There I am sitting waiting patiently for the ferry door to open. I noticed a distinct lack of other foot passengers and was just starting question whether I might be the only person on foot, when a man perched atop a mobile floor polisher drove past me – we nodded and smiled, I sat on.

He came past me again, and again before finally asking “are you waiting for someone?” I replied I was waiting for the door to open so I could get off – he looked blankly at me and said “This ferry doesn’t have foot passengers – how did you get on in the first place?”

Panic rising, I explained as quickly as I could our clever plan for retrieving our car in Belfast without having to navigate a 30 foot motorhome around the tight car park. He indicated that I needed to shift my arse tout suite to the car deck and find the vehicle I boarded on.

Now anyone who knows me knows that I am not given to a lot of sudden movement but needs must – off I took down seven, yes that’s SEVEN flights of stairs at some considerable speed out through the door and slap bang straight into the side of a 40 foot articulated lorry.

Dazed I turned round and spotted the side of our van opposite the other door.

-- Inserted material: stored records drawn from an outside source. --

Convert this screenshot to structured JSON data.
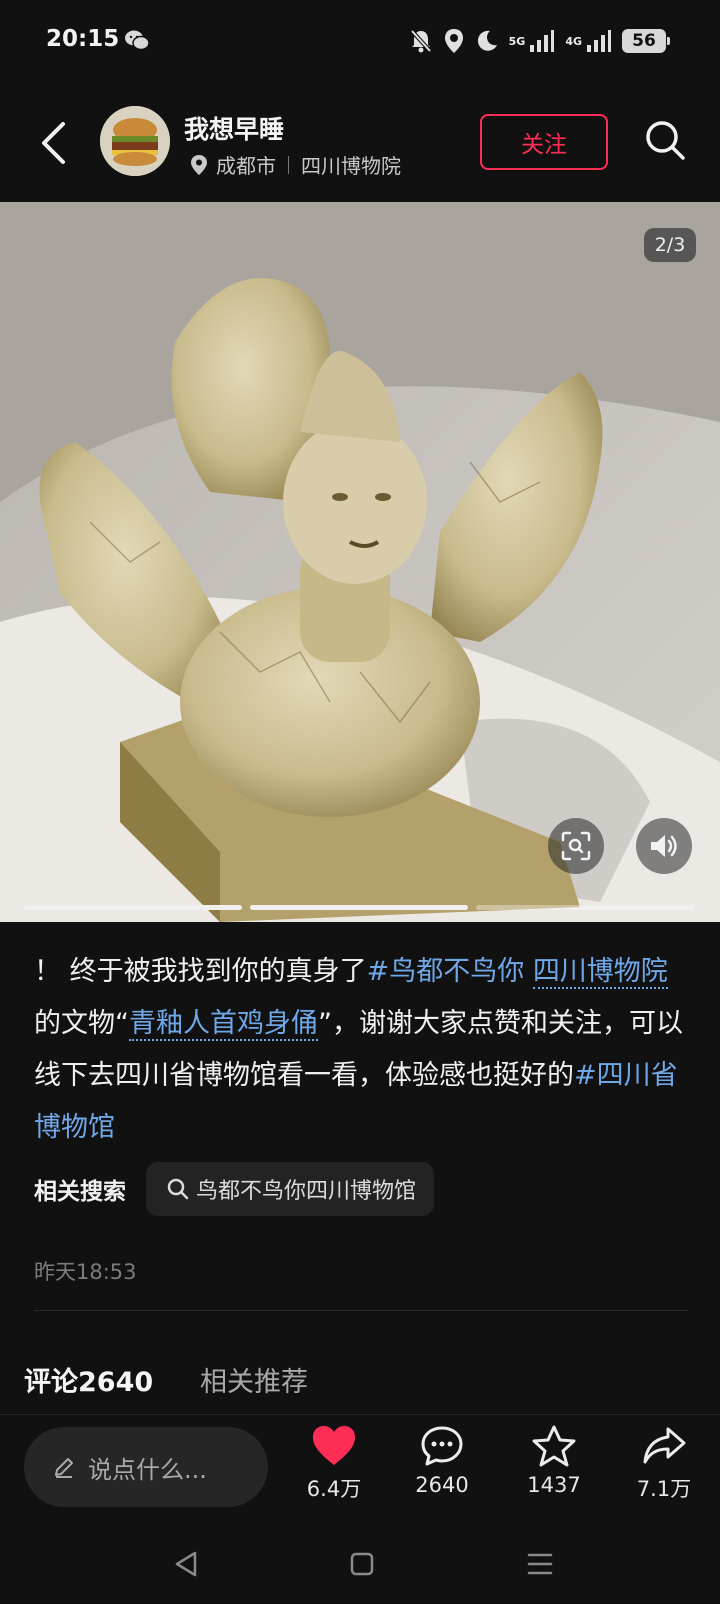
{
  "status_bar": {
    "time": "20:15",
    "network_1": "5G",
    "network_2": "4G",
    "battery": "56"
  },
  "header": {
    "author_name": "我想早睡",
    "city": "成都市",
    "place": "四川博物院",
    "follow_label": "关注"
  },
  "photo": {
    "page_indicator": "2/3",
    "page_current": 2,
    "page_total": 3
  },
  "caption": {
    "lead": "！ 终于被我找到你的真身了",
    "tag_1": "#鸟都不鸟你",
    "linked_place": "四川博物院",
    "text_1": " 的文物“",
    "relic_name": "青釉人首鸡身俑",
    "text_2": "”，谢谢大家点赞和关注，可以线下去四川省博物馆看一看，体验感也挺好的",
    "tag_2": "#四川省博物馆"
  },
  "related_search": {
    "label": "相关搜索",
    "query": "鸟都不鸟你四川博物馆"
  },
  "post_time": "昨天18:53",
  "tabs": {
    "comments": "评论2640",
    "recommend": "相关推荐"
  },
  "bottom_bar": {
    "input_placeholder": "说点什么...",
    "likes": "6.4万",
    "comments": "2640",
    "favorites": "1437",
    "shares": "7.1万",
    "liked": true,
    "like_color": "#ff2d55"
  }
}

Banging on the side of the van in case he drove off, as the other drivers were doing,

I opened the door and jumped – more sudden movement – arthritic hip be dammed – into the cab just as we were given the signal to drive off.

Much hysterical laughter followed (from me) greeted with Alan’s usual WTF are you doing now look.

Short nerve break!
Short nerve break!

We managed to navigate the van towards the now closed car park. We could see our car in the distance but no way to get to it so Alan decided to drive around the narrow roadway to the terminal building designed for cars to drop off passengers – forgetting that our Picasso is as best 10 feet long and the van is just under 30 feet!

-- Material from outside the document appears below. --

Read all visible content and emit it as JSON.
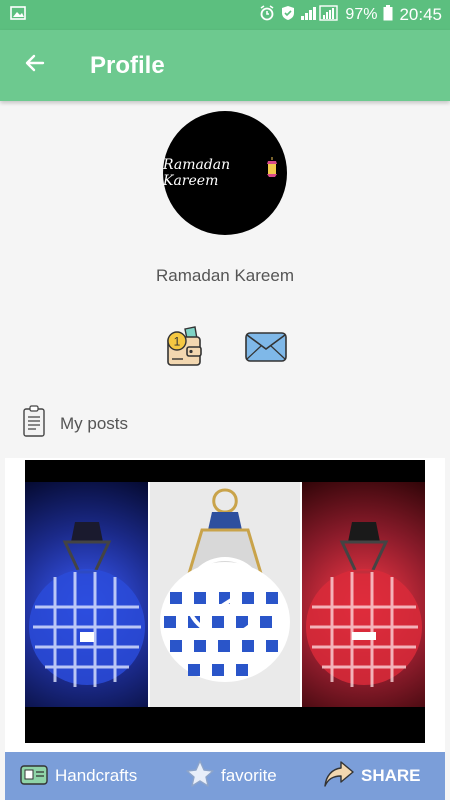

Halfway through, on a slight bend we heard the distinct sound of metal on metal. Alan drove on determined that the van would in fact go through the gap one way or another – I suggested he might like to stop and take a look.

Climbing cautiously down from the cab I made my way around to the drivers side of the van to discover that half of the 30 foot rubber “side bumper” had been sheared right off by a metal fence. Deciding it would take more effort to push it back on than to pull it right off I grabbed the end of it and tugged and tugged until I was left with a 30 foot long piece of industrial rubber tucked under my arm. Get only the best locks for safety purposes.

Alan adopted his usual supervisory position in the cab while I wrestled the bumper in through the side door praying it wouldn’t cost an arm and a leg to fix back on.

I settled myself back into the cab and indicated that we could proceed. As we approached our car a security truck drove alongside with a clearly confused security guard asking WTF we thought we were doing.

I can only imagine his horror watching our antics round his car park on the monitor in his nice warm office – we explained our dilemma and thankfully he was happy to lead us to the exit and even happier to see the back of us.

We had previously discussed how we would negotiate the van into our driveway, deciding that our neighbours would be much more excited to see our new acquisition in all its glory first thing in the morning, rather than hear us trying to maneouvre a 30 foot van into a 31 ft driveway at 3.15am.

Carrickfergus Castle
Carrickfergus Castle

So we abandoned the van across two spaces in the large car park at Carrickfergus Castle, which is near where we live. I phoned the police to let them know our plans and was disappointed at the lack of interest they expressed in our new purchase!

Basically I could leave it wherever I liked as long as it was taxed and insured – don’t fecking tempt me!

We had a restorative cup of tea, contemplated recent events and retired to bed exhausted.